История вопроса такова, что, хотя на Западе термин «холокост» стал общеизвестным, в СССР, вплоть до перестройки, говорить о нем было не принято. И не случайно пронзительная поэма Евгения Евтушенко «Бабий Яр» вызвала негодование и в Кремле, и у антисемитов во всем мире.
В качестве одного из докладчиков выступил на конференции и Анатолий Фальковский. Журналист рассказал об удивительной судьбе своей тети, потерявшей в годы войны любимого мужа и спасшейся от смерти благодаря офицеру-румыну из вражеской армии. Затем, освещая итоги конференции, Фальковский написал о благородстве человека, спасшего еврейскую девушку. Его очерк под названием «Автобус на Бухарест» был опубликован в «Вечернем Тригорске» и центральной прессе.
«Среди фотографий нашего семейного альбома, относящихся еще к довоенной поре, была одна из самых дорогих, — начал свою статью Анатолий. — Снимок, размером чуть больше почтовой открытки, исполнен мастером-фотографом, он отлично сохранился, разве что пообтерся у уголков. Он и она, жених и невеста, элегантная пара в свадебных туалетах той поры. Девушка с белой вуалью поверх головы, в облегающем платье, подчеркивающем стройную фигуру, и жених в темном смокинге, светлой бабочке и лайковых перчатках просто неотразимы! Эти молодожены — мой дядя Суля и его жена Ида в 1940-м, за год до начала войны.
Любовь их оказалась яркой и романтичной. Родной брат моего отца встретил красавицу из Бухареста на морском курорте, привез ее к себе в Черновцы, с тех пор Суля и Ида не разлучались. Начало войны застало нашу семью врасплох. В провинциальных Черновцах среди евреев даже ходили слухи о весьма лояльном отношении к ним немцев. Дед Анатолия Иосиф и его старший сын Даниил решили остаться в городе, но мой папа и Суля, которым знакомый полковник-танкист рассказал об истинном положении дел и зверствах фашистов, отправились с семьями в Одессу. Переубедить деда и Даниила им не удалось, и больше мы их никогда не видели. Их поныне свято хранимые имена ушли в никуда, канули в вечность.
Неподалеку от Одессы шли жестокие бои, там пути отца и дяди с тетей Идой разошлись. Последним эшелоном, под бомбежками, наша семья вырвалась из приморского города на восток, на платформе с углем мы доехали до Урала. О судьбе Сули и Иды ничего не было известно, и лишь спустя полвека, уже после перестройки, отыскались ее следы в Израиле. Недавно я встретился со своей тетей и услышал фантастическую историю о судьбе еврейской девушки, которую в первые дни войны сам Господь спас от неминуемой гибели.
Когда Сулю призвали в армию, отправив под Одессу в составе подразделения морской пехоты, Ида последовала за ним: они с самого начала решили не расставаться ни при каких обстоятельствах.
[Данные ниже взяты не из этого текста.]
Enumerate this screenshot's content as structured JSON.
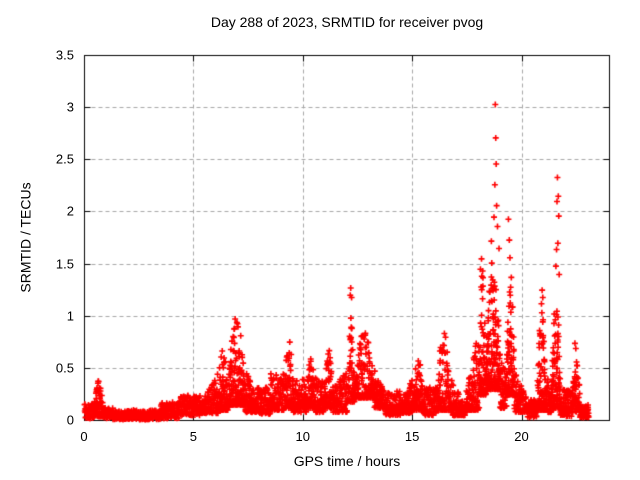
{
  "chart_data": {
    "type": "scatter",
    "title": "Day 288 of 2023, SRMTID for receiver pvog",
    "xlabel": "GPS time / hours",
    "ylabel": "SRMTID / TECUs",
    "xlim": [
      0,
      24
    ],
    "ylim": [
      0,
      3.5
    ],
    "xticks": [
      0,
      5,
      10,
      15,
      20
    ],
    "xtick_labels": [
      "0",
      "5",
      "10",
      "15",
      "20"
    ],
    "yticks": [
      0,
      0.5,
      1,
      1.5,
      2,
      2.5,
      3,
      3.5
    ],
    "ytick_labels": [
      "0",
      "0.5",
      "1",
      "1.5",
      "2",
      "2.5",
      "3",
      "3.5"
    ],
    "grid": true,
    "legend": "none",
    "marker": "plus",
    "marker_color": "#ff0000",
    "grid_color": "#a6a6a6",
    "border_color": "#000000",
    "background_color": "#ffffff",
    "series_name": "SRMTID",
    "x_data_range": [
      0.0,
      23.0
    ],
    "peak_value": 3.03,
    "peak_hour": 18.8,
    "band_segments": [
      {
        "from": 0.0,
        "to": 0.45,
        "low": 0.02,
        "high": 0.16,
        "shape": "flat",
        "count": 55
      },
      {
        "from": 0.45,
        "to": 0.85,
        "low": 0.04,
        "high": 0.42,
        "shape": "peak",
        "count": 70
      },
      {
        "from": 0.85,
        "to": 1.3,
        "low": 0.02,
        "high": 0.13,
        "shape": "flat",
        "count": 55
      },
      {
        "from": 1.3,
        "to": 3.5,
        "low": 0.01,
        "high": 0.1,
        "shape": "flat",
        "count": 260
      },
      {
        "from": 3.5,
        "to": 4.4,
        "low": 0.02,
        "high": 0.18,
        "shape": "flat",
        "count": 110
      },
      {
        "from": 4.4,
        "to": 5.3,
        "low": 0.05,
        "high": 0.24,
        "shape": "flat",
        "count": 110
      },
      {
        "from": 5.3,
        "to": 6.1,
        "low": 0.07,
        "high": 0.45,
        "shape": "rise",
        "count": 110
      },
      {
        "from": 6.1,
        "to": 6.55,
        "low": 0.1,
        "high": 0.78,
        "shape": "peak",
        "count": 90
      },
      {
        "from": 6.55,
        "to": 7.35,
        "low": 0.15,
        "high": 1.0,
        "shape": "peak",
        "count": 170
      },
      {
        "from": 7.35,
        "to": 7.9,
        "low": 0.08,
        "high": 0.5,
        "shape": "fall",
        "count": 90
      },
      {
        "from": 7.9,
        "to": 8.5,
        "low": 0.06,
        "high": 0.32,
        "shape": "flat",
        "count": 80
      },
      {
        "from": 8.5,
        "to": 9.15,
        "low": 0.1,
        "high": 0.45,
        "shape": "flat",
        "count": 90
      },
      {
        "from": 9.15,
        "to": 9.55,
        "low": 0.12,
        "high": 0.85,
        "shape": "peak",
        "count": 70
      },
      {
        "from": 9.55,
        "to": 10.15,
        "low": 0.08,
        "high": 0.4,
        "shape": "flat",
        "count": 80
      },
      {
        "from": 10.15,
        "to": 10.55,
        "low": 0.12,
        "high": 0.6,
        "shape": "peak",
        "count": 70
      },
      {
        "from": 10.55,
        "to": 10.95,
        "low": 0.08,
        "high": 0.42,
        "shape": "flat",
        "count": 60
      },
      {
        "from": 10.95,
        "to": 11.35,
        "low": 0.12,
        "high": 0.7,
        "shape": "peak",
        "count": 70
      },
      {
        "from": 11.35,
        "to": 12.0,
        "low": 0.08,
        "high": 0.45,
        "shape": "flat",
        "count": 90
      },
      {
        "from": 12.0,
        "to": 12.35,
        "low": 0.18,
        "high": 1.22,
        "shape": "peak",
        "count": 70
      },
      {
        "from": 12.35,
        "to": 13.25,
        "low": 0.22,
        "high": 0.88,
        "shape": "peak",
        "count": 160
      },
      {
        "from": 13.25,
        "to": 13.75,
        "low": 0.12,
        "high": 0.58,
        "shape": "fall",
        "count": 80
      },
      {
        "from": 13.75,
        "to": 14.45,
        "low": 0.05,
        "high": 0.28,
        "shape": "flat",
        "count": 90
      },
      {
        "from": 14.45,
        "to": 15.0,
        "low": 0.07,
        "high": 0.45,
        "shape": "rise",
        "count": 80
      },
      {
        "from": 15.0,
        "to": 15.5,
        "low": 0.1,
        "high": 0.62,
        "shape": "peak",
        "count": 90
      },
      {
        "from": 15.5,
        "to": 16.1,
        "low": 0.05,
        "high": 0.32,
        "shape": "flat",
        "count": 80
      },
      {
        "from": 16.1,
        "to": 16.75,
        "low": 0.1,
        "high": 0.88,
        "shape": "peak",
        "count": 110
      },
      {
        "from": 16.75,
        "to": 17.45,
        "low": 0.05,
        "high": 0.4,
        "shape": "fall",
        "count": 90
      },
      {
        "from": 17.45,
        "to": 18.05,
        "low": 0.1,
        "high": 0.9,
        "shape": "rise",
        "count": 100
      },
      {
        "from": 18.05,
        "to": 18.35,
        "low": 0.25,
        "high": 1.5,
        "shape": "peak",
        "count": 80
      },
      {
        "from": 18.35,
        "to": 19.0,
        "low": 0.3,
        "high": 1.55,
        "shape": "peak",
        "count": 170
      },
      {
        "from": 19.0,
        "to": 19.3,
        "low": 0.12,
        "high": 0.55,
        "shape": "flat",
        "count": 50
      },
      {
        "from": 19.3,
        "to": 19.65,
        "low": 0.25,
        "high": 1.5,
        "shape": "peak",
        "count": 90
      },
      {
        "from": 19.65,
        "to": 20.25,
        "low": 0.08,
        "high": 0.5,
        "shape": "fall",
        "count": 80
      },
      {
        "from": 20.25,
        "to": 20.7,
        "low": 0.03,
        "high": 0.2,
        "shape": "flat",
        "count": 60
      },
      {
        "from": 20.7,
        "to": 21.1,
        "low": 0.1,
        "high": 1.1,
        "shape": "peak",
        "count": 90
      },
      {
        "from": 21.1,
        "to": 21.35,
        "low": 0.08,
        "high": 0.4,
        "shape": "flat",
        "count": 40
      },
      {
        "from": 21.35,
        "to": 21.75,
        "low": 0.12,
        "high": 1.3,
        "shape": "peak",
        "count": 100
      },
      {
        "from": 21.75,
        "to": 22.3,
        "low": 0.04,
        "high": 0.3,
        "shape": "flat",
        "count": 80
      },
      {
        "from": 22.3,
        "to": 22.65,
        "low": 0.08,
        "high": 0.7,
        "shape": "peak",
        "count": 60
      },
      {
        "from": 22.65,
        "to": 23.05,
        "low": 0.03,
        "high": 0.15,
        "shape": "flat",
        "count": 60
      }
    ],
    "outlier_points": [
      [
        12.17,
        1.27
      ],
      [
        12.21,
        1.18
      ],
      [
        18.78,
        3.03
      ],
      [
        18.8,
        2.71
      ],
      [
        18.82,
        2.46
      ],
      [
        18.76,
        2.26
      ],
      [
        18.84,
        2.06
      ],
      [
        18.72,
        1.95
      ],
      [
        18.88,
        1.86
      ],
      [
        18.6,
        1.72
      ],
      [
        18.95,
        1.65
      ],
      [
        18.15,
        1.55
      ],
      [
        18.1,
        1.45
      ],
      [
        19.38,
        1.93
      ],
      [
        19.42,
        1.73
      ],
      [
        19.45,
        1.56
      ],
      [
        20.92,
        1.25
      ],
      [
        20.95,
        1.18
      ],
      [
        20.89,
        1.12
      ],
      [
        21.62,
        2.33
      ],
      [
        21.66,
        2.15
      ],
      [
        21.6,
        2.1
      ],
      [
        21.68,
        1.96
      ],
      [
        21.64,
        1.7
      ],
      [
        21.58,
        1.64
      ],
      [
        21.55,
        1.48
      ],
      [
        21.7,
        1.4
      ],
      [
        22.42,
        0.74
      ],
      [
        22.46,
        0.69
      ]
    ]
  }
}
Командование пошло навстречу, красивую молодую пару решили не разлучать. Ида трудилась на кухне, ухаживала за ранеными. Часть отступала, под Херсоном выброшенный немецко-румынский десант отсек горстку бойцов, они оказались в окружении.
— Тогда я видела Сулю в последний раз, — рассказывала тетя. — Пленных разделили: мужчин согнали в одну сторону, женщин в другую. Потом охрана с автоматами отвела нас в ближайшее село. Прошло несколько дней. Женщин держали взаперти, в здании сельской школы. Раза два в день кормили, но, в общем, не обращали на нас внимания. Видно, у немцев были более важные дела. Ходили слухи, что молодых отправят в Германию, а евреев — в концентрационные лагеря.
Я не особенно откровенничала с другими. «Выдам себя за румынку, ведь мои родные действительно живут в Бухаресте, пусть проверяют». Были, однако, обстоятельства, которые могли разрушить мои наивные планы. Когда немцы пленили нас, то сразу же отобрали все личные вещи. А в дорожной сумке среди разных вещей находились завернутые в клеенку наши с Сулей паспорта.
Несколько дней нас не трогали, потом в школе стали появляться солдаты с документами. Обычно выкрикивали фамилию, и женщину уводили. Тех, у кого никаких бумаг не было, оставляли для выяснения личности. Я старалась выглядеть похуже: не умывалась, почти не причесывалась, выбрав укромный уголок в небольшом классе. Но уловки оказались тщетными, когда на пороге возник грузный румынский полицейский. Держа паспорт, он назвал фамилию, сделав акцент на моем имени.